The Internet enables us to obtain a myriad of information 24 hours a day, seven days a week — from our latest credit card transactions to local traffic reports to the most recent college basketball rankings.

But if we want information about our federal government — information often required by law to be made available to the public — we often must resort to filing a formal request and waiting for weeks or even months for a response.

This is why the Sunlight Foundation is working to inform a new legislative initiative that will soon be introduced in the U.S. House of Representatives to require that all public government-held information be available online.

This legislation follows Sunlight’s ethos that “public equals online.” That is, whatever information the government collects and discloses must be freely accessible online, in a format that can be downloaded and parsed by any citizen.

In the 21st century, information is properly described as “public” only if it is available online, 24/7, for free, in a machine-readable format. Government information cannot be considered public if, to access it, one must travel to Washington and view it on paper or on the screen of a balky 1997-vintage computer in the basement office of a government building, open only on weekdays from 9 to 5.

Currently, there is a multitude of information the government has determined is public, but has not made available on the Internet. This includes data pertaining to pension plans’ solvency and investment practices, lobbying activities by federal grantees, the financial practices of the charitable sector, lawmakers’ financial disclosures and reports on travel by executive branch officials paid for by corporations and other third parties.

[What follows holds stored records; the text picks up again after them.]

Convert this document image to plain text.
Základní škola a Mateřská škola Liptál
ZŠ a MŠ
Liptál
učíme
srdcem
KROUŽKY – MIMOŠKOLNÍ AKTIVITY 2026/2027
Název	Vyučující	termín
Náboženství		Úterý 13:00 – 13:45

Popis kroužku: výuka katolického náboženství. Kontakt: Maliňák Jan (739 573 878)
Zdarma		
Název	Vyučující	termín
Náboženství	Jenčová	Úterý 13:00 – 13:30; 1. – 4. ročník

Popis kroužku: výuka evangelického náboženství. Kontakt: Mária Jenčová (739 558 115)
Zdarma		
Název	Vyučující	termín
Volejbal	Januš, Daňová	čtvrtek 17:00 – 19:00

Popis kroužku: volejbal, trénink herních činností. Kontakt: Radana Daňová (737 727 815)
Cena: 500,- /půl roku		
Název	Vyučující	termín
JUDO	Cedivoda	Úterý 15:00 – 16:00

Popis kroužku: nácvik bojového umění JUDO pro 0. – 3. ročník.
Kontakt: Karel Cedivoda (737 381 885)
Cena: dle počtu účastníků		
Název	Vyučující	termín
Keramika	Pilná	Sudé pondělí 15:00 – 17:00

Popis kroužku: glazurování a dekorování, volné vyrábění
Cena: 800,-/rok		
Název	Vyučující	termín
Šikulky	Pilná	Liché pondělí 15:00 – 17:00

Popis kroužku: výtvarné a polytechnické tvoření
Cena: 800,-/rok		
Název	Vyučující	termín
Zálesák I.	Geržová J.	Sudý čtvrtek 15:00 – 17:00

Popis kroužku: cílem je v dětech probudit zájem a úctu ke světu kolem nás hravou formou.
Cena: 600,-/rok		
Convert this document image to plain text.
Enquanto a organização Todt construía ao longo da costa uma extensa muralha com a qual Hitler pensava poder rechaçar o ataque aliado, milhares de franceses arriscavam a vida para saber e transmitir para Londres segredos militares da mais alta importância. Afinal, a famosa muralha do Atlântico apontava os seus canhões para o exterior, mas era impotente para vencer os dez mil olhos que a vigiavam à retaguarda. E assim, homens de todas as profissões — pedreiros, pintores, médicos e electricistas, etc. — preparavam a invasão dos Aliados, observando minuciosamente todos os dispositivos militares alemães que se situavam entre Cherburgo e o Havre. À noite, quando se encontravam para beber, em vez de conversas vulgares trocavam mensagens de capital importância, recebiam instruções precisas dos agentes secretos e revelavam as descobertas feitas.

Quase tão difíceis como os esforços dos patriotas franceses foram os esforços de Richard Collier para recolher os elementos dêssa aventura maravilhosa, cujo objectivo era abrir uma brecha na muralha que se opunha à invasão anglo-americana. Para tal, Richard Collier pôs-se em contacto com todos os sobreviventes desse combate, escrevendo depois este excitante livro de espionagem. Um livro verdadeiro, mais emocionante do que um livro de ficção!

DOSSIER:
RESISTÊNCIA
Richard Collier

The failure to publicly disclose these data sets limits their usefulness, and deprives government and citizens alike of the value invested in collecting and maintaining this data.

A new paradigm must emerge that shifts the burden from the public to request information from the government using the Freedom of Information Act to the government to disclose the information proactively.

Providing online, real time, public access to government information will positively transform the relationship of citizens to government, rewiring our social contract.